In this rapidly evolving field, this knowledge can further other research areas, such as the use of artificial intelligence [58] or have implications for intraoperative feedback [57], for example, by incorporating neuroimaging in a machine learning model to provide objective skill classification models and feedback in surgical training [59].

While there is potential in using neuroimaging, only a few studies touch upon the cost of introducing neuroimaging in surgical skill training. With the introduction of simulation into surgical skill training, studies sought to highlight the cost-effectiveness and the need to regularly assess the feasibility but also found that the implementation cost can be a substantial investment [60, 61].

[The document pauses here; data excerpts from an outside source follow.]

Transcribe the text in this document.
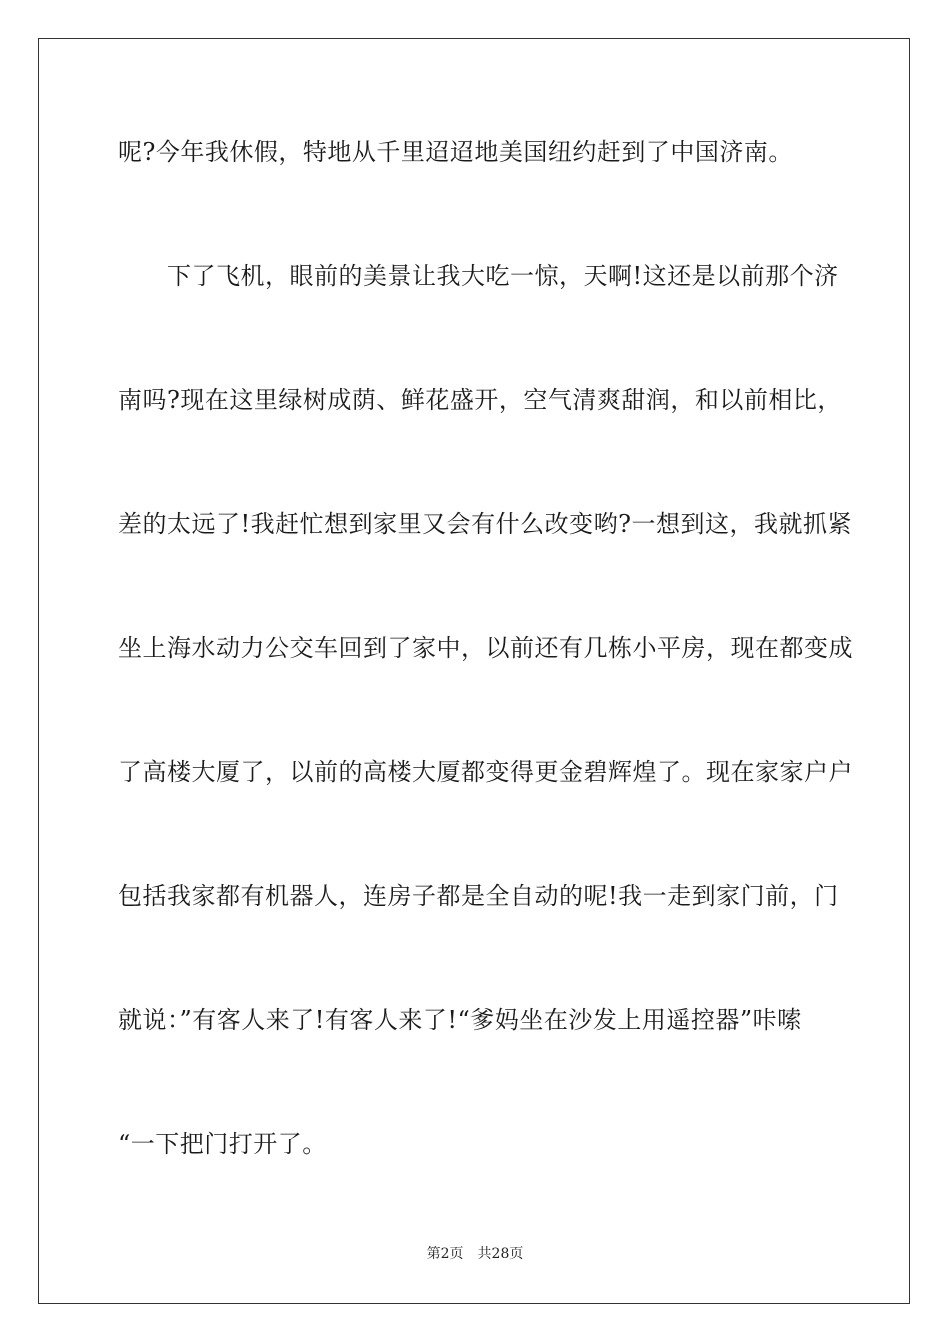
呢?今年我休假，特地从千里迢迢地美国纽约赶到了中国济南。
　　下了飞机，眼前的美景让我大吃一惊，天啊!这还是以前那个济
南吗?现在这里绿树成荫、鲜花盛开，空气清爽甜润，和以前相比，
差的太远了!我赶忙想到家里又会有什么改变哟?一想到这，我就抓紧
坐上海水动力公交车回到了家中，以前还有几栋小平房，现在都变成
了高楼大厦了，以前的高楼大厦都变得更金碧辉煌了。现在家家户户
包括我家都有机器人，连房子都是全自动的呢!我一走到家门前，门
就说：”有客人来了!有客人来了!“爹妈坐在沙发上用遥控器”咔嗦
“一下把门打开了。
第2页 共28页
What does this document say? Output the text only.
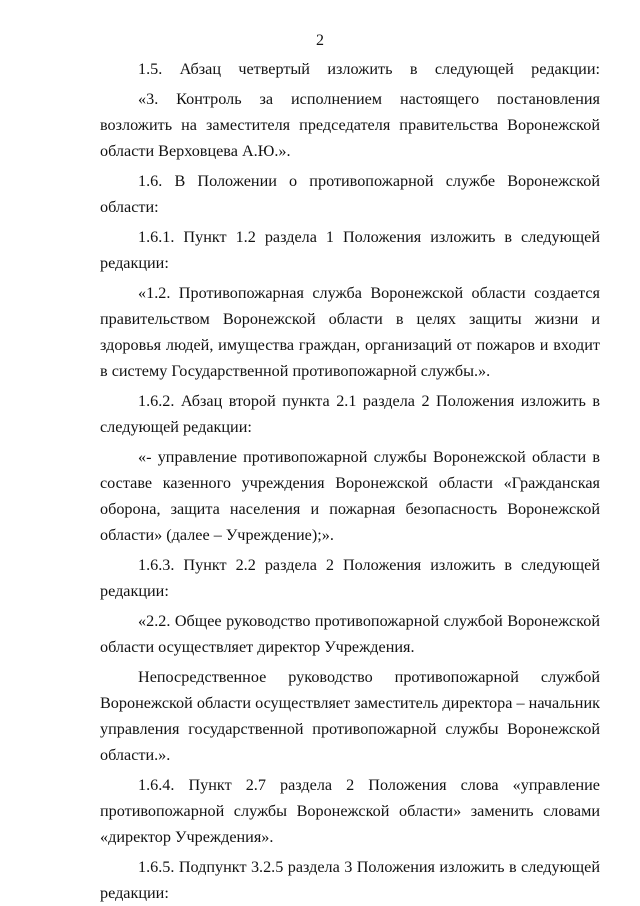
2

1.5. Абзац четвертый изложить в следующей редакции:

«3. Контроль за исполнением настоящего постановления возложить на заместителя председателя правительства Воронежской области Верховцева А.Ю.».

1.6. В Положении о противопожарной службе Воронежской области:

1.6.1. Пункт 1.2 раздела 1 Положения изложить в следующей редакции:

«1.2. Противопожарная служба Воронежской области создается правительством Воронежской области в целях защиты жизни и здоровья людей, имущества граждан, организаций от пожаров и входит в систему Государственной противопожарной службы.».

1.6.2. Абзац второй пункта 2.1 раздела 2 Положения изложить в следующей редакции:

«- управление противопожарной службы Воронежской области в составе казенного учреждения Воронежской области «Гражданская оборона, защита населения и пожарная безопасность Воронежской области» (далее – Учреждение);».

1.6.3. Пункт 2.2 раздела 2 Положения изложить в следующей редакции:

«2.2. Общее руководство противопожарной службой Воронежской области осуществляет директор Учреждения.

Непосредственное руководство противопожарной службой Воронежской области осуществляет заместитель директора – начальник управления государственной противопожарной службы Воронежской области.».

1.6.4. Пункт 2.7 раздела 2 Положения слова «управление противопожарной службы Воронежской области» заменить словами «директор Учреждения».

1.6.5. Подпункт 3.2.5 раздела 3 Положения изложить в следующей редакции:
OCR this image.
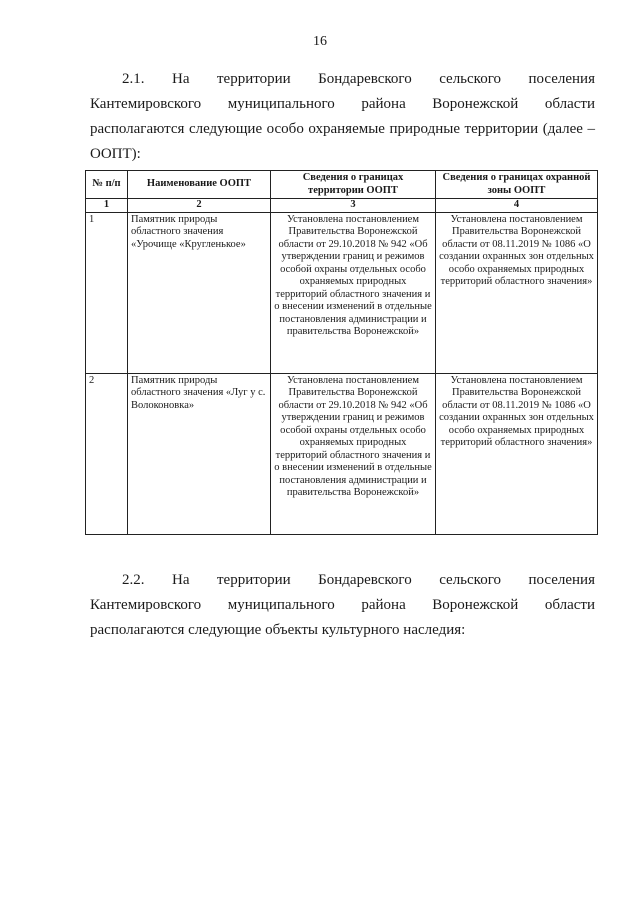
16
2.1. На территории Бондаревского сельского поселения
Кантемировского муниципального района Воронежской области
располагаются следующие особо охраняемые природные территории (далее –
ООПТ):
№ п/п	Наименование ООПТ	Сведения о границах территории ООПТ	Сведения о границах охранной зоны ООПТ
1	2	3	4
1	Памятник природы областного значения «Урочище «Кругленькое»	Установлена постановлением Правительства Воронежской области от 29.10.2018 № 942 «Об утверждении границ и режимов особой охраны отдельных особо охраняемых природных территорий областного значения и о внесении изменений в отдельные постановления администрации и правительства Воронежской»	Установлена постановлением Правительства Воронежской области от 08.11.2019 № 1086 «О создании охранных зон отдельных особо охраняемых природных территорий областного значения»
2	Памятник природы областного значения «Луг у с. Волоконовка»	Установлена постановлением Правительства Воронежской области от 29.10.2018 № 942 «Об утверждении границ и режимов особой охраны отдельных особо охраняемых природных территорий областного значения и о внесении изменений в отдельные постановления администрации и правительства Воронежской»	Установлена постановлением Правительства Воронежской области от 08.11.2019 № 1086 «О создании охранных зон отдельных особо охраняемых природных территорий областного значения»
2.2. На территории Бондаревского сельского поселения
Кантемировского муниципального района Воронежской области
располагаются следующие объекты культурного наследия:
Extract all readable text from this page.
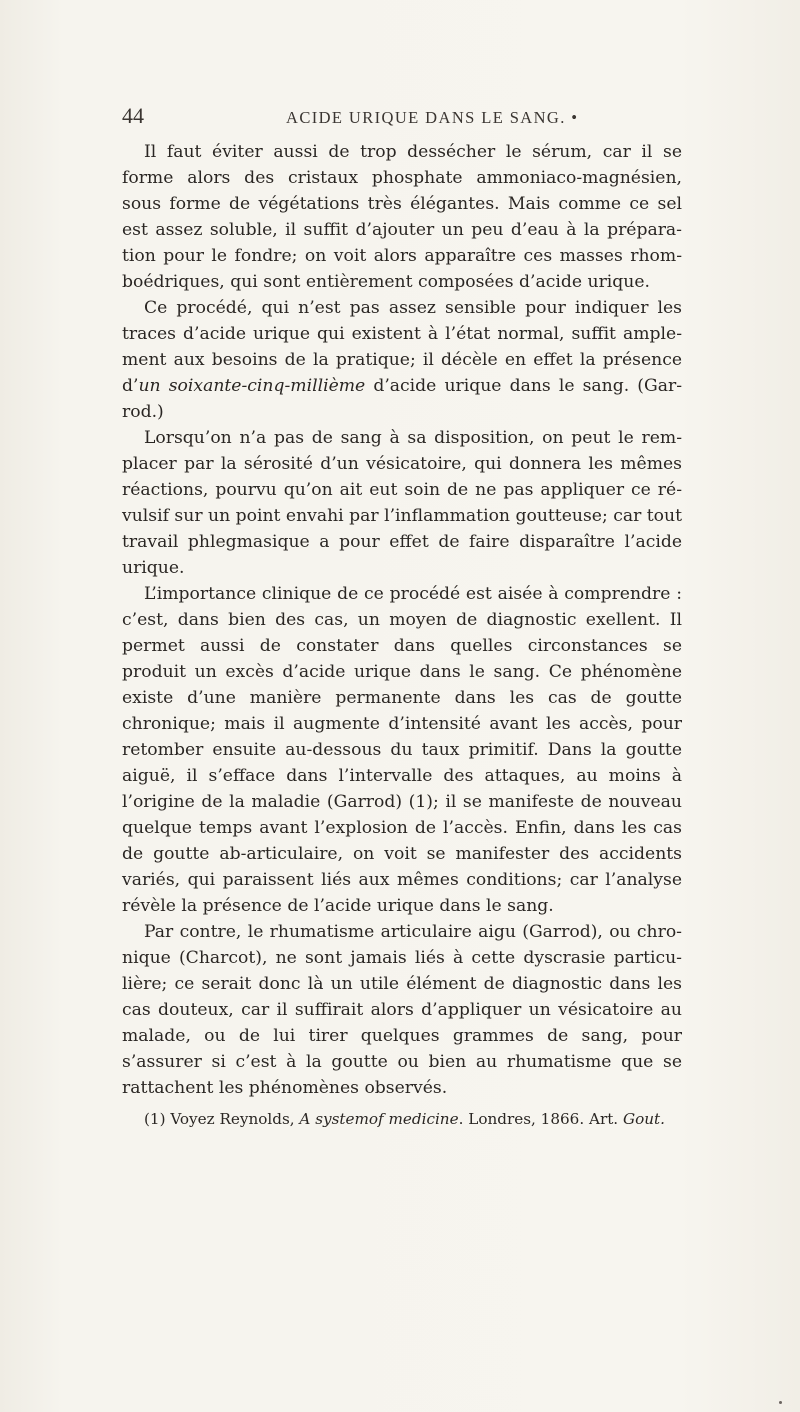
44	ACIDE URIQUE DANS LE SANG. •

Il faut éviter aussi de trop dessécher le sérum, car il se forme alors des cristaux phosphate ammoniaco-magnésien, sous forme de végétations très élégantes. Mais comme ce sel est assez soluble, il suffit d’ajouter un peu d’eau à la prépara-tion pour le fondre; on voit alors apparaître ces masses rhom-boédriques, qui sont entièrement composées d’acide urique.

Ce procédé, qui n’est pas assez sensible pour indiquer les traces d’acide urique qui existent à l’état normal, suffit ample-ment aux besoins de la pratique; il décèle en effet la présence d’un soixante-cinq-millième d’acide urique dans le sang. (Gar-rod.)

Lorsqu’on n’a pas de sang à sa disposition, on peut le rem-placer par la sérosité d’un vésicatoire, qui donnera les mêmes réactions, pourvu qu’on ait eut soin de ne pas appliquer ce ré-vulsif sur un point envahi par l’inflammation goutteuse; car tout travail phlegmasique a pour effet de faire disparaître l’acide urique.

L’importance clinique de ce procédé est aisée à comprendre : c’est, dans bien des cas, un moyen de diagnostic exellent. Il permet aussi de constater dans quelles circonstances se produit un excès d’acide urique dans le sang. Ce phénomène existe d’une manière permanente dans les cas de goutte chronique; mais il augmente d’intensité avant les accès, pour retomber ensuite au-dessous du taux primitif. Dans la goutte aiguë, il s’efface dans l’intervalle des attaques, au moins à l’origine de la maladie (Garrod) (1); il se manifeste de nouveau quelque temps avant l’explosion de l’accès. Enfin, dans les cas de goutte ab-articulaire, on voit se manifester des accidents variés, qui paraissent liés aux mêmes conditions; car l’analyse révèle la présence de l’acide urique dans le sang.

Par contre, le rhumatisme articulaire aigu (Garrod), ou chro-nique (Charcot), ne sont jamais liés à cette dyscrasie particu-lière; ce serait donc là un utile élément de diagnostic dans les cas douteux, car il suffirait alors d’appliquer un vésicatoire au malade, ou de lui tirer quelques grammes de sang, pour s’assurer si c’est à la goutte ou bien au rhumatisme que se rattachent les phénomènes observés.

(1) Voyez Reynolds, A systemof medicine. Londres, 1866. Art. Gout.
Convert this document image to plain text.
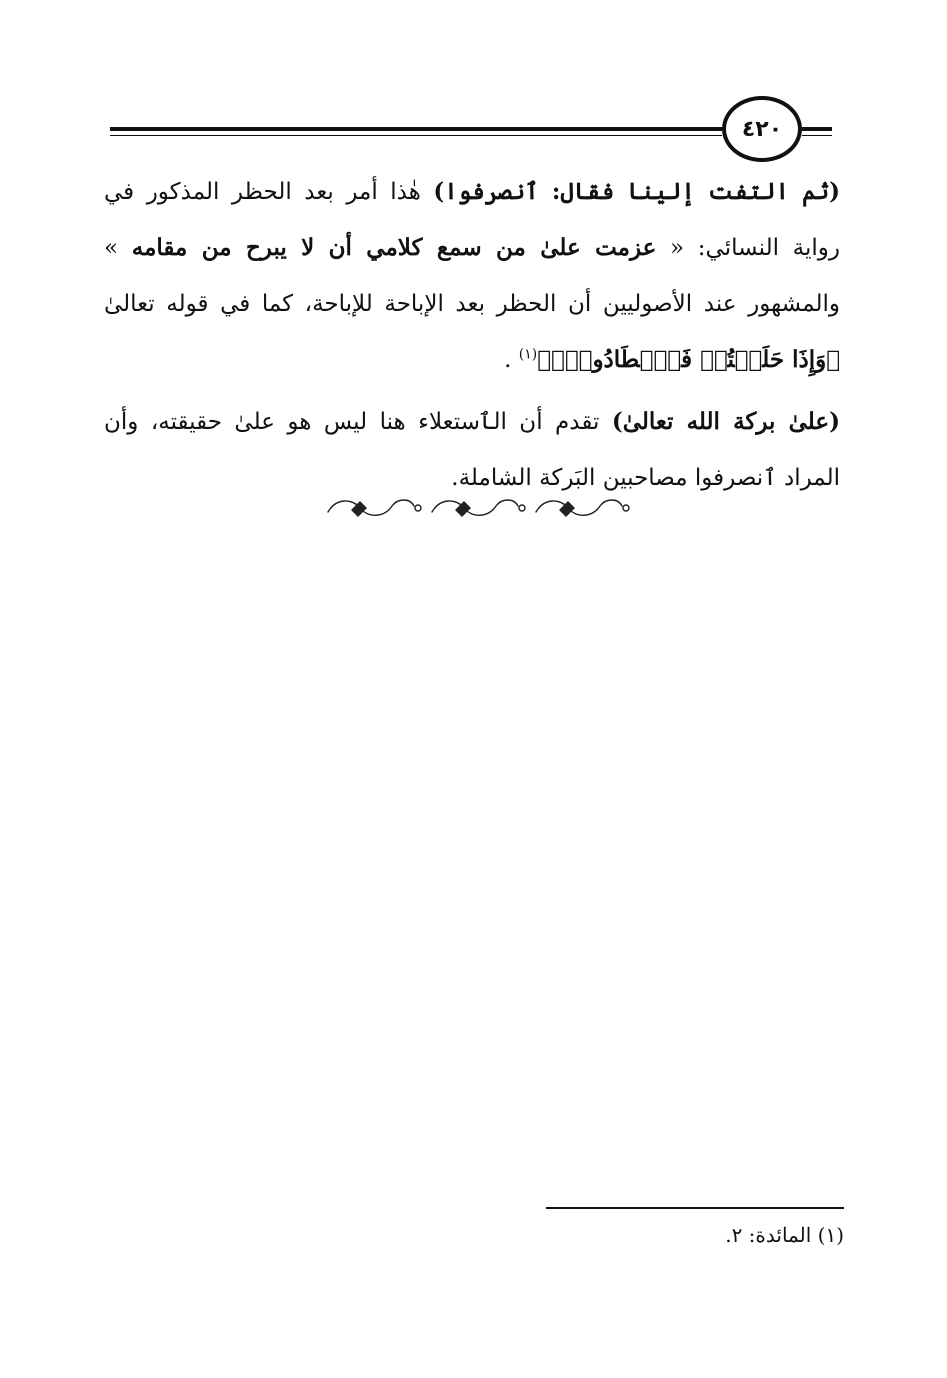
٤٢٠

(ثم التفت إلينا فقال: ٱنصرفوا) هٰذا أمر بعد الحظر المذكور في رواية النسائي: « عزمت علىٰ من سمع كلامي أن لا يبرح من مقامه » والمشهور عند الأصوليين أن الحظر بعد الإباحة للإباحة، كما في قوله تعالىٰ ﴿وَإِذَا حَلَلۡتُمۡ فَٱصۡطَادُواْۚ﴾$^{(١)}$ .

(علىٰ بركة الله تعالىٰ) تقدم أن الٱستعلاء هنا ليس هو علىٰ حقيقته، وأن المراد ٱنصرفوا مصاحبين البَركة الشاملة.

(١) المائدة: ٢.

Future research in this area should address the abovementioned limitations and focus on developing more standardized and reliable neuroimaging-based assessments of surgical skills both in the learning process and the implications for intraoperative real-time feedback. Research is also needed to investigate the long-term impacts of training on the brain.

Conclusion

Using neuroimaging to assess surgical skills is a quickly evolving research area with the potential for evaluating technical and non-technical surgical competencies. Different neuroimaging modalities have shown similar patterns in brain activations patterns, with the prefrontal cortex, supplementary motor area, and primary motor area being the most frequently investigated areas. There is not yet agreement on which areas and activation patterns are relevant when assessing surgical skills, but the prefrontal cortex shows the greatest potential in novice-expert comparisons and in investigating cognitive load and performance and has significant activation patterns when comparing novices with experts and untrained with trained subjects. Therefore, we recommend that research focus on the PFC when using neuroimaging to assess surgical skills.

Overall, this systematic review highlights the potential of neuroimaging in surgical skill assessment, but further research is needed to establish whether it can be a useful assessment tool in surgical education.